Generated with a machine learning model I've been tinkering with. Finally got one that works fairly well with Archspire, and early on in training no less - training a new version now and will reupload most of bleed the future once its finished there are definitely vocals bleeding through still. This new version is the result of an entirely new architecture. This one is fun, but since I'm not in academia or research and would never fit in there I'll go ahead and just talk about it in a fucking youtube description lol...
This one is just a single U-Net interestingly enough not a dense net, and this is at the 4th epoch (1st at the highest learning rate of 0.001). The main difference here is that frames in the spectrogram do NOT see each other outside of the frame transformer. All encoders use 3x1 kernels to convolve only features of the same frame, thus encoding frequency only.
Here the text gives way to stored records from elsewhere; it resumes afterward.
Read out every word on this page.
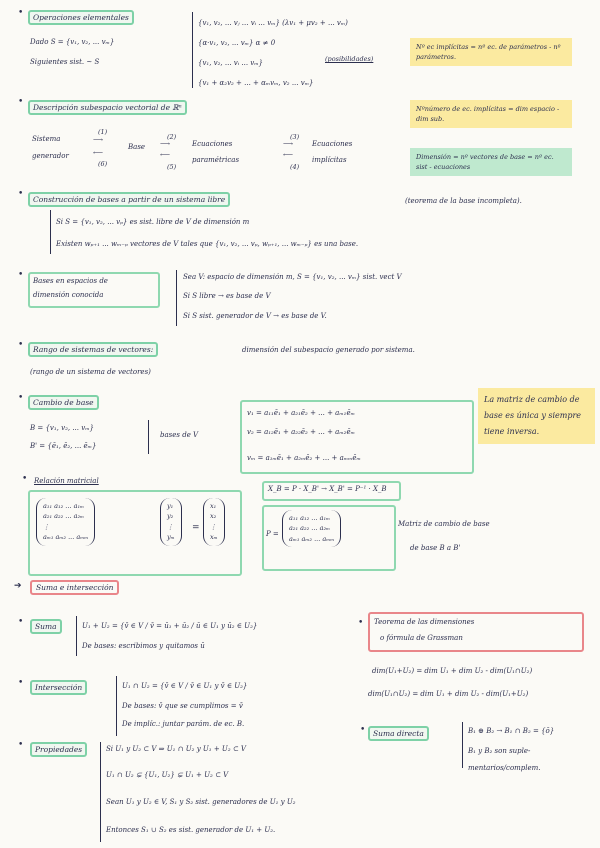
•	Operaciones elementales
Dado S = {v₁, v₂, ... vₘ}
Siguientes sist. ~ S
{v₁, v₂, ... vⱼ ... vᵢ ... vₘ} (λv₁ + μv₂ + ... vₘ)
{α·v₁, v₂, ... vₘ} α ≠ 0
{v₁, v₂, ... vᵢ ... vₘ}
{v₁ + α₂v₂ + ... + αₘvₘ, v₂ ... vₘ}
(posibilidades)
Nº ec implícitas = nº ec. de parámetros - nº parámetros.
•
Descripción subespacio vectorial de ℝⁿ
Sistema
generador
(1)
⟶
⟵
(6)
Base
(2)
⟶
⟵
(5)
Ecuaciones
paramétricas
(3)
⟶
⟵
(4)
Ecuaciones
implícitas
Nºnúmero de ec. implícitas = dim espacio - dim sub.
Dimensión = nº vectores de base = nº ec. sist - ecuaciones
•
Construcción de bases a partir de un sistema libre	(teorema de la base incompleta).
Si S = {v₁, v₂, ... vₚ} es sist. libre de V de dimensión m
Existen wₚ₊₁ ... wₘ₋ₚ vectores de V tales que {v₁, v₂, ... vₚ, wₚ₊₁, ... wₘ₋ₚ} es una base.
•
Bases en espacios de
dimensión conocida
Sea V: espacio de dimensión m, S = {v₁, v₂, ... vₘ} sist. vect V
Si S libre → es base de V
Si S sist. generador de V → es base de V.
•	Rango de sistemas de vectores:	dimensión del subespacio generado por sistema.
(rango de un sistema de vectores)
•	Cambio de base
B = {v₁, v₂, ... vₘ}
B' = {ē₁, ē₂, ... ēₘ}
bases de V
v₁ = a₁₁ē₁ + a₂₁ē₂ + ... + aₘ₁ēₘ
v₂ = a₁₂ē₁ + a₂₂ē₂ + ... + aₘ₂ēₘ
vₘ = a₁ₘē₁ + a₂ₘē₂ + ... + aₘₘēₘ
La matriz de cambio de base es única y siempre tiene inversa.
• Relación matricial
a₁₁ a₁₂ ... a₁ₘ
a₂₁ a₂₂ ... a₂ₘ
⋮
aₘ₁ aₘ₂ ... aₘₘ
y₁
y₂
⋮
yₘ
=
x₁
x₂
⋮
xₘ
X_B = P · X_B' → X_B' = P⁻¹ · X_B
P =
a₁₁ a₁₂ ... a₁ₘ
a₂₁ a₂₂ ... a₂ₘ
aₘ₁ aₘ₂ ... aₘₘ
Matriz de cambio de base
de base B a B'
➔	Suma e intersección
•	Suma	U₁ + U₂ = {v̄ ∈ V / v̄ = ū₁ + ū₂ / ū ∈ U₁ y ū₂ ∈ U₂}
De bases: escribimos y quitamos ū
•	Intersección	U₁ ∩ U₂ = {v̄ ∈ V / v̄ ∈ U₁ y v̄ ∈ U₂}
De bases: v̄ que se cumplimos = v̄
De implíc.: juntar parám. de ec. B.
•	Propiedades	Si U₁ y U₂ ⊂ V ⇒ U₁ ∩ U₂ y U₁ + U₂ ⊂ V
U₁ ∩ U₂ ⊊ {U₁, U₂} ⊊ U₁ + U₂ ⊂ V
Sean U₁ y U₂ ∈ V, S₁ y S₂ sist. generadores de U₁ y U₂
Entonces S₁ ∪ S₂ es sist. generador de U₁ + U₂.
• Teorema de las dimensiones
o fórmula de Grassman
dim(U₁+U₂) = dim U₁ + dim U₂ - dim(U₁∩U₂)
dim(U₁∩U₂) = dim U₁ + dim U₂ - dim(U₁+U₂)
•	Suma directa	B₁ ⊕ B₂ → B₁ ∩ B₂ = {ō}
B₁ y B₂ son suple-
mentarios/complem.
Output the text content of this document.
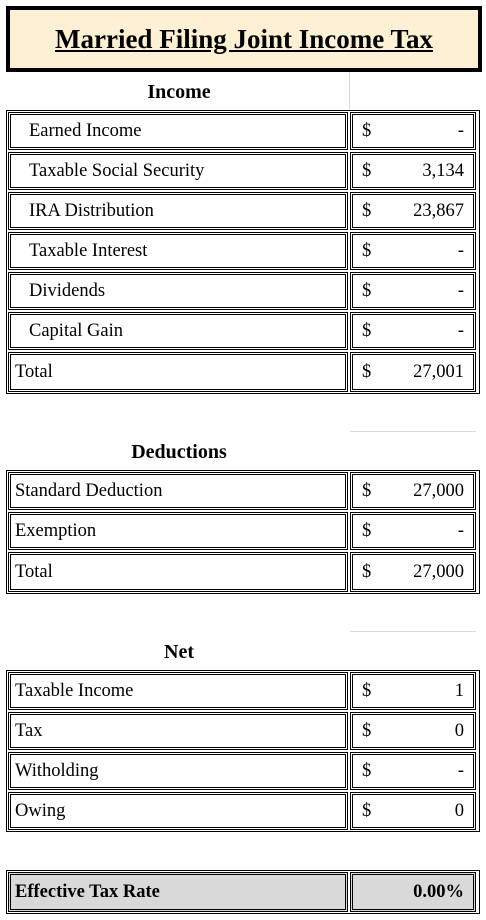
Married Filing Joint Income Tax
Income
Earned Income	$	-
Taxable Social Security	$	3,134
IRA Distribution	$ 23,867
Taxable Interest	$	-
Dividends	$	-
Capital Gain	$	-
Total	$ 27,001
Deductions
Standard Deduction	$ 27,000
Exemption	$	-
Total	$ 27,000
Net
Taxable Income	$	1
Tax	$	0
Witholding	$	-
Owing	$	0
Effective Tax Rate	0.00%
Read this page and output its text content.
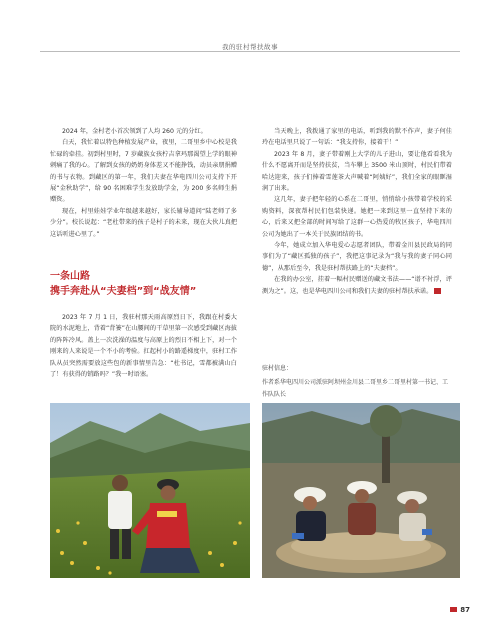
我的驻村帮扶故事

2024 年，金村老小首次领到了人均 260 元的分红。

白天，我忙着以特色种植发展产业，夜里，二哥里乡中心校是我忙碌的牵挂。初到村里时，7 岁藏族女孩柠吉拿玛那渴望上学的眼神刺痛了我的心。了解到女孩的奶奶身体差又不能挣钱，动员亲朋捐赠的书与衣物。到藏区的第一年，我们夫妻在华电四川公司支持下开展“金秋助学”，给 90 名困难学生发放助学金，为 200 多名师生捐赠资。

现在，村里娃娃学业年级越来越好，家长辅导道问“陆老师了多少分”。校长说起：“老杜带来的孩子是村子的未来，现在大伙儿真把这话听进心里了。”

一条山路
携手奔赴从“夫妻档”到“战友情”

2023 年 7 月 1 日，我驻村那天雨高原烈日下，我跟在村委大院的水泥地上，背着“背篓”在山腰间的干草里第一次感受到藏区海拔的阵阵冷风。盖上一次洗澡的温度与高原上的烈日不相上下，对一个刚来的人来说是一个不小的考验。扛起村小的路遥梯度中，驻村工作队从员突然需要放这些包的新事情里告急：“杜书记，雪都被满山白了！有获得的销路吗？”我一时语塞。

当天晚上，我拨通了家里的电话，听到我的默不作声，妻子何佳玲在电话里只说了一句话：“我支持你，接着干！”

2023 年 8 月，妻子带着刚上大学的儿子进山，要让他看看我为什么不愿离开而是坚持扶贫，当车攀上 3500 米山顶时，村民们带着哈达迎来，孩子们捧着雪莲茶大声喊着“阿姨好”，我们全家的眼眶湿润了出来。

这几年，妻子把年轻的心系在二哥里，悄悄给小孩带着学校的采购资料，深夜帮村民们包装快递。她把一来到这里一直坚持下来的心，后来又把全部的时间写给了这群一心热爱的牧区孩子，华电四川公司为她出了一本关于民族团结的书。

今年，她成立加入华电爱心志愿者团队，带着金川县民政局的同事们为了“藏区孤独的孩子”，我把这事记录为“我与我的妻子同心同德”，从那后至今，我是驻村帮扶路上的“夫妻档”。

在我的办公室，挂着一幅村民赠送的藏文书法——“谱不衬浮，评测为之”。这，也是华电四川公司和我们夫妻的驻村帮扶承诺。

驻村信息：
作者系华电四川公司派驻阿坝州金川县二哥里乡二哥里村第一书记、工作队队长
87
After 5 encoders all inter-frame communication occurs as part of the (slightly modified) evolved transfomer encoder architecture (post-norm instead of pre-norm though that will probably change). So the only places where frames see other frames is in the transformer block at the 1x3 convolution, the 1x9 separable convolution, and at the multiheaded attention (where each head is in effect a frequency band). The frame transformer bottlenecks the input to a single channel using a 3x1 kernel and is then concatenated to its input - this is the only time information moves between frames as all bottlenecks are 1x1 kernels.